The entire balance from the old account(s)  should be directly transferred to a new IRA account with no prior balance. Or if the existing plan incorporated more than one IRA account as some plans do, the entire balance of all those accounts should be transferred by direct transfer OR left untouched until the plan ends.

The calculation used to initiate the 72t plan should be reviewed for accuracy, and for most plans a fixed dollar amount is distributed each year. The amount distributed from the new IRA must be the difference between what was distributed from the current IRA(s) this year and the full annual calculation.
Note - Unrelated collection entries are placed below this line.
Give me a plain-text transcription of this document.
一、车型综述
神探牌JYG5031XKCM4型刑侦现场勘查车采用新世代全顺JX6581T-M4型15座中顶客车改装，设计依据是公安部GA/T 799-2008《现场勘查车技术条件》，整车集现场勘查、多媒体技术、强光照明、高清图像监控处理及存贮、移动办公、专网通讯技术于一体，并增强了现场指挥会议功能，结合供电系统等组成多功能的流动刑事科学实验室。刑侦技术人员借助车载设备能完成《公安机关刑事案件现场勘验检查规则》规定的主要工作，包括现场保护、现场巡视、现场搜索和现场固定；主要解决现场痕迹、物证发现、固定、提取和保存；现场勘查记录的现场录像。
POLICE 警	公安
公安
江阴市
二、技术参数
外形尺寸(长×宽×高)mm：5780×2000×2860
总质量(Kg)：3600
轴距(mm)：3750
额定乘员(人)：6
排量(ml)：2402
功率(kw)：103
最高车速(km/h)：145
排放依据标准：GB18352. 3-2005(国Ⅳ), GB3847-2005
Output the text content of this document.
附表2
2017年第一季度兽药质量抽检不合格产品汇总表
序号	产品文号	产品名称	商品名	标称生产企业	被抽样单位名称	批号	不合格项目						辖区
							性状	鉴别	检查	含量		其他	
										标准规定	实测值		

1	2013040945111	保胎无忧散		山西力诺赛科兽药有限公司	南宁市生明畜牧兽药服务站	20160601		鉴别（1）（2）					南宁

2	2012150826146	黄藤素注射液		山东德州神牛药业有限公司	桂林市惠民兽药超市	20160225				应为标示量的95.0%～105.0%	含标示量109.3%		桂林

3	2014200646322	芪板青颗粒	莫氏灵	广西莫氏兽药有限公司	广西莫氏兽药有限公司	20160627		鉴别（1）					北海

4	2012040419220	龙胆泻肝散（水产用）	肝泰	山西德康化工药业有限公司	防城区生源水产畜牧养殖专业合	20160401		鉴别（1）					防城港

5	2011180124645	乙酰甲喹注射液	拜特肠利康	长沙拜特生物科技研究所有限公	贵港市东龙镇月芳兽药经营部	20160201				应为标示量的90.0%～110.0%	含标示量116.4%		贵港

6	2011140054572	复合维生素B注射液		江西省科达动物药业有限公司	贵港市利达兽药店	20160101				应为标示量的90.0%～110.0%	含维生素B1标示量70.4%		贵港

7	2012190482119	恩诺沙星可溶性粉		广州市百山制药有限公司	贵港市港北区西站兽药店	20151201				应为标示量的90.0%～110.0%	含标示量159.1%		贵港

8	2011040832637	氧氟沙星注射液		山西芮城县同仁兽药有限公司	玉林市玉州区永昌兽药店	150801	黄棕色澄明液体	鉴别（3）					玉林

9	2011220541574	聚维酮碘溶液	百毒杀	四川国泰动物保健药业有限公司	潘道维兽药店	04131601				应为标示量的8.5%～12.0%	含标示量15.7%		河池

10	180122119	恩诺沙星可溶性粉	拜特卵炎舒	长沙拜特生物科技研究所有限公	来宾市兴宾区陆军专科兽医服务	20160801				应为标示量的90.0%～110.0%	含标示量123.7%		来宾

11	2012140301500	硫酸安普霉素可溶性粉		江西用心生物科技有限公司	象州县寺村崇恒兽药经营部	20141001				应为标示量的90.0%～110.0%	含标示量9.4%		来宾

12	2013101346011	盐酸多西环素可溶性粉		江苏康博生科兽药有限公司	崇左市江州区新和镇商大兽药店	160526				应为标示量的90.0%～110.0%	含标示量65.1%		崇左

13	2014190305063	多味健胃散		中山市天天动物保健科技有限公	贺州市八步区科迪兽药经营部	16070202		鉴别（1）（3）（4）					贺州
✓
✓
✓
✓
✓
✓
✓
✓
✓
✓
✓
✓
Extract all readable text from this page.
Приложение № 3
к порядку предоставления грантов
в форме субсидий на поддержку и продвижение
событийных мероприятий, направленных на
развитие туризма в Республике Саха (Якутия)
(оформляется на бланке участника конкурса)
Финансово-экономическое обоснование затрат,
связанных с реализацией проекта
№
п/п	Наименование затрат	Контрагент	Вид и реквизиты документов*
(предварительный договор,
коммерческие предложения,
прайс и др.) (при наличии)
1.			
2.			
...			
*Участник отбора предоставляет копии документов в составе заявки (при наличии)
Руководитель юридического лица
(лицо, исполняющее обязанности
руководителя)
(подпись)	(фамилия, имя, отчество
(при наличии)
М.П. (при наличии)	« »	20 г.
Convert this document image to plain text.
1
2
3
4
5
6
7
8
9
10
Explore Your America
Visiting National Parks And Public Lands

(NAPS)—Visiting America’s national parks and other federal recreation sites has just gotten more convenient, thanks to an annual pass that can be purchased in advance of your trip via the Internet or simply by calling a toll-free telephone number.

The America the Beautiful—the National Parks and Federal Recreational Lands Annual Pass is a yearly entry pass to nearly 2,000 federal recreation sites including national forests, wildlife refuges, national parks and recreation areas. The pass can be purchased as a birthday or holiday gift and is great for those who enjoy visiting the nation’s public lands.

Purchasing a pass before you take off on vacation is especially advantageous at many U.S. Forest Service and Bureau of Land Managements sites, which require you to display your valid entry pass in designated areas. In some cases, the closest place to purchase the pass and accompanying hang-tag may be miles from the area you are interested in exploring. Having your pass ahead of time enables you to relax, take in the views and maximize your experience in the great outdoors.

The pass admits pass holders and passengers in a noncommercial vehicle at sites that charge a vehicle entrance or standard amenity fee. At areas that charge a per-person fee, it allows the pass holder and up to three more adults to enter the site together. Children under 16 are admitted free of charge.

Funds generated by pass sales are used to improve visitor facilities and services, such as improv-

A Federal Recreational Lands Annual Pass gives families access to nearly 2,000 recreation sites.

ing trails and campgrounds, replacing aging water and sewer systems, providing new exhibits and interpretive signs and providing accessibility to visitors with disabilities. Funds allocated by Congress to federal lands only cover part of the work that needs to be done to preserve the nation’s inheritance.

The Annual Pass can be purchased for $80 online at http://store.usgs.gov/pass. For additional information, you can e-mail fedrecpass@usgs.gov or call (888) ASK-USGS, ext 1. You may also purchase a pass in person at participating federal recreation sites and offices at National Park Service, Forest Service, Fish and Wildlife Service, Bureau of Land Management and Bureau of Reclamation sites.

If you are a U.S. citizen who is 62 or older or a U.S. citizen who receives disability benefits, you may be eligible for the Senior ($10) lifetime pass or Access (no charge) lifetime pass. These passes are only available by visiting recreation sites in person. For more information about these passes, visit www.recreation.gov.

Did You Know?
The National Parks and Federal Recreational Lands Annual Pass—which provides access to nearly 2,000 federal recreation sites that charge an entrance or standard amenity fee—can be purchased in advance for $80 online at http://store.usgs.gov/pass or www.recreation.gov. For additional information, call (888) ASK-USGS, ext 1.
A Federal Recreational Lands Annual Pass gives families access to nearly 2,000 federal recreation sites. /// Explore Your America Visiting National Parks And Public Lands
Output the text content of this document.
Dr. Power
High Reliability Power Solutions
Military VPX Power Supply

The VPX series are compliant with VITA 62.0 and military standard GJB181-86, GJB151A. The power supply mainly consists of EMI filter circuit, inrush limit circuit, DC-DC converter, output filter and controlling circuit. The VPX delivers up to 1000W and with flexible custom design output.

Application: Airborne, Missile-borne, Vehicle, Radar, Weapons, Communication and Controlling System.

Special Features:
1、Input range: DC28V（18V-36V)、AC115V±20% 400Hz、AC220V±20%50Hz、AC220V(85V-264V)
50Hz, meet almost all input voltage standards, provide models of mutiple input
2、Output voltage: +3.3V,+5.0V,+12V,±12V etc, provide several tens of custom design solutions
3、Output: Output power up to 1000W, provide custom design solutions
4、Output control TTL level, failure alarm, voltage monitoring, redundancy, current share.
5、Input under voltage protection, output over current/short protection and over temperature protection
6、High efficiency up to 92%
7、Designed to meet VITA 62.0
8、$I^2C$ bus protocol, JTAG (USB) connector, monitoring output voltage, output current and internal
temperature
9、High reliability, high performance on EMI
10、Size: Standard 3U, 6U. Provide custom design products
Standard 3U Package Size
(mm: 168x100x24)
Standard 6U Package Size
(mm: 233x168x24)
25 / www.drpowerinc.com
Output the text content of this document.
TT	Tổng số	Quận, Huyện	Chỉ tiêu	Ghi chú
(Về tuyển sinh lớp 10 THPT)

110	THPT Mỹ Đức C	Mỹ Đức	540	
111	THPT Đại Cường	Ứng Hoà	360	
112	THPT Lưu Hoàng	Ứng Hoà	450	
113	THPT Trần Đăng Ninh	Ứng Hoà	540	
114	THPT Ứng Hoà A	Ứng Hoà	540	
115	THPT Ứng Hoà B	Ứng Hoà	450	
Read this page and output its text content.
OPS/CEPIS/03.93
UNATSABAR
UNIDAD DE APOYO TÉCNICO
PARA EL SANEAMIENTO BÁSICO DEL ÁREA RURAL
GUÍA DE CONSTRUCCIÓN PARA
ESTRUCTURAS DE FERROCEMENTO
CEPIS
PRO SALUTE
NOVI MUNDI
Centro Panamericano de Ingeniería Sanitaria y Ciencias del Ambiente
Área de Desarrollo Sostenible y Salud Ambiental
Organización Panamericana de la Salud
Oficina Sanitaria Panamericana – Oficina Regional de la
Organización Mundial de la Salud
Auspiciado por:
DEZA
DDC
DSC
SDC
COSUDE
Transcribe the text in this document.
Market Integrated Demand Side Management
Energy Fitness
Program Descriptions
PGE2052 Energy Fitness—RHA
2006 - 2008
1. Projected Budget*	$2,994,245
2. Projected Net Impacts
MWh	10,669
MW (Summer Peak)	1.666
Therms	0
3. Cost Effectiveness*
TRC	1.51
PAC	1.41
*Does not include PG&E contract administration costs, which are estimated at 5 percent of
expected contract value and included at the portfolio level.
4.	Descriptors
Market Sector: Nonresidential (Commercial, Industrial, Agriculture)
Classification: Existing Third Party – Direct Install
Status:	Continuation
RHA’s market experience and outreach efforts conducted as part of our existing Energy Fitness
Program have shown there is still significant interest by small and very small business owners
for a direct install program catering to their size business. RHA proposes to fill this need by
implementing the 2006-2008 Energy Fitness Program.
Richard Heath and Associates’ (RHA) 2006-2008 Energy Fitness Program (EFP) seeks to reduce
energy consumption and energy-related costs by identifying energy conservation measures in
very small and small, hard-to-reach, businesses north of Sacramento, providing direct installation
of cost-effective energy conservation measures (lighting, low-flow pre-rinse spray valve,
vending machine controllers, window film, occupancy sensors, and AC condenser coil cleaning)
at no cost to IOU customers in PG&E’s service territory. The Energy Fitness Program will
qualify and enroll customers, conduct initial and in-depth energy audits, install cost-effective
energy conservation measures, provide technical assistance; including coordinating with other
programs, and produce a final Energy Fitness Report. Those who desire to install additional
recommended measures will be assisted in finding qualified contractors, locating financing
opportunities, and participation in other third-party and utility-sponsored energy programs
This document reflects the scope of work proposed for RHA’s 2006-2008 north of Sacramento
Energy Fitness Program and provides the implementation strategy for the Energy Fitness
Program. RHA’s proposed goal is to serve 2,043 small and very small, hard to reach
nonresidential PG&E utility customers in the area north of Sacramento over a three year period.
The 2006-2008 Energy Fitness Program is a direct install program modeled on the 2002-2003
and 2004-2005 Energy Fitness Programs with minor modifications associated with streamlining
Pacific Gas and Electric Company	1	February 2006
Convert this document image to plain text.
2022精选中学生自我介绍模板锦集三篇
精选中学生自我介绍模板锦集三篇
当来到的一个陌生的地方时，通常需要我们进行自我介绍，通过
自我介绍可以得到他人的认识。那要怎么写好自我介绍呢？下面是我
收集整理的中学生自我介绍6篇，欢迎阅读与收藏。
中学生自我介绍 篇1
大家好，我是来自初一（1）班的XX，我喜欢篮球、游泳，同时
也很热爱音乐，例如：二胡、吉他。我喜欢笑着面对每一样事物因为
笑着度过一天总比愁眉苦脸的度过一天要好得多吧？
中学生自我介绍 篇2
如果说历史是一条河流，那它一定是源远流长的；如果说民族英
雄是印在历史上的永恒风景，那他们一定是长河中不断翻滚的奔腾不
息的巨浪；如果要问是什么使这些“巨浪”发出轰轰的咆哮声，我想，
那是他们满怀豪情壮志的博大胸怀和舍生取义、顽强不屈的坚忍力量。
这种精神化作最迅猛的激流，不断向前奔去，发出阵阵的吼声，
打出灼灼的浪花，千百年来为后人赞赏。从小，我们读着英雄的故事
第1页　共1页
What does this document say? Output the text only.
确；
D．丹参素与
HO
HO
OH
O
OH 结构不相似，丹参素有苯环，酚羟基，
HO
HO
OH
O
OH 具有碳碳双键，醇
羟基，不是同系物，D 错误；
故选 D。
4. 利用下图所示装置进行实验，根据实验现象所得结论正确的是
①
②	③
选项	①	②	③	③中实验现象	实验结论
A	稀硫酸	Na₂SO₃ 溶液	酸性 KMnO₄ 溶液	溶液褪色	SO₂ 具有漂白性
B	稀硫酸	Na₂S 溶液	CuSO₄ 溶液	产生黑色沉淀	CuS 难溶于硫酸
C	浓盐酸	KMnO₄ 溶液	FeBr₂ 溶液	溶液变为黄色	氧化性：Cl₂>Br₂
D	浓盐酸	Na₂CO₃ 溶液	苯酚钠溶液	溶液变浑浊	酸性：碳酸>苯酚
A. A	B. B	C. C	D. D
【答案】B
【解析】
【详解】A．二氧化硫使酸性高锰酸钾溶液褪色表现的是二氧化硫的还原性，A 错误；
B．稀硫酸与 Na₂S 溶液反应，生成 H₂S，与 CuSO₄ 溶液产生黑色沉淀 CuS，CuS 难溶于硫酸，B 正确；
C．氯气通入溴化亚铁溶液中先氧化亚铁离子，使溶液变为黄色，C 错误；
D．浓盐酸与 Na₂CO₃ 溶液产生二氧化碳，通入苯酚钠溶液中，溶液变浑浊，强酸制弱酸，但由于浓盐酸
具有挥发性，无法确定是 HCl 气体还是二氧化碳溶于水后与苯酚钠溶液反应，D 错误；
Be alert for any unique characteristics of the plan, such as the use of more than one IRA account, a Roth conversion. etc. The new IRA custodian should be aware that the new IRA continues an existing 72t plan, and what the modification date will be. While the plan is between the prospect and the IRS, a knowledgeable custodian may help to avoid an execution mistake. Either way, the custodian will probably not code the 1099R with the 72t penalty exception code, and the prospect will then have to file a 5329 each year to claim the exception.

The distribution pattern during the year does not matter from year to year, but the total distribution (all the 1099R forms) must equal the exact annual amount. It will be simpler if there has NOT yet been a distribution in 2025 and there will be only one 1099R.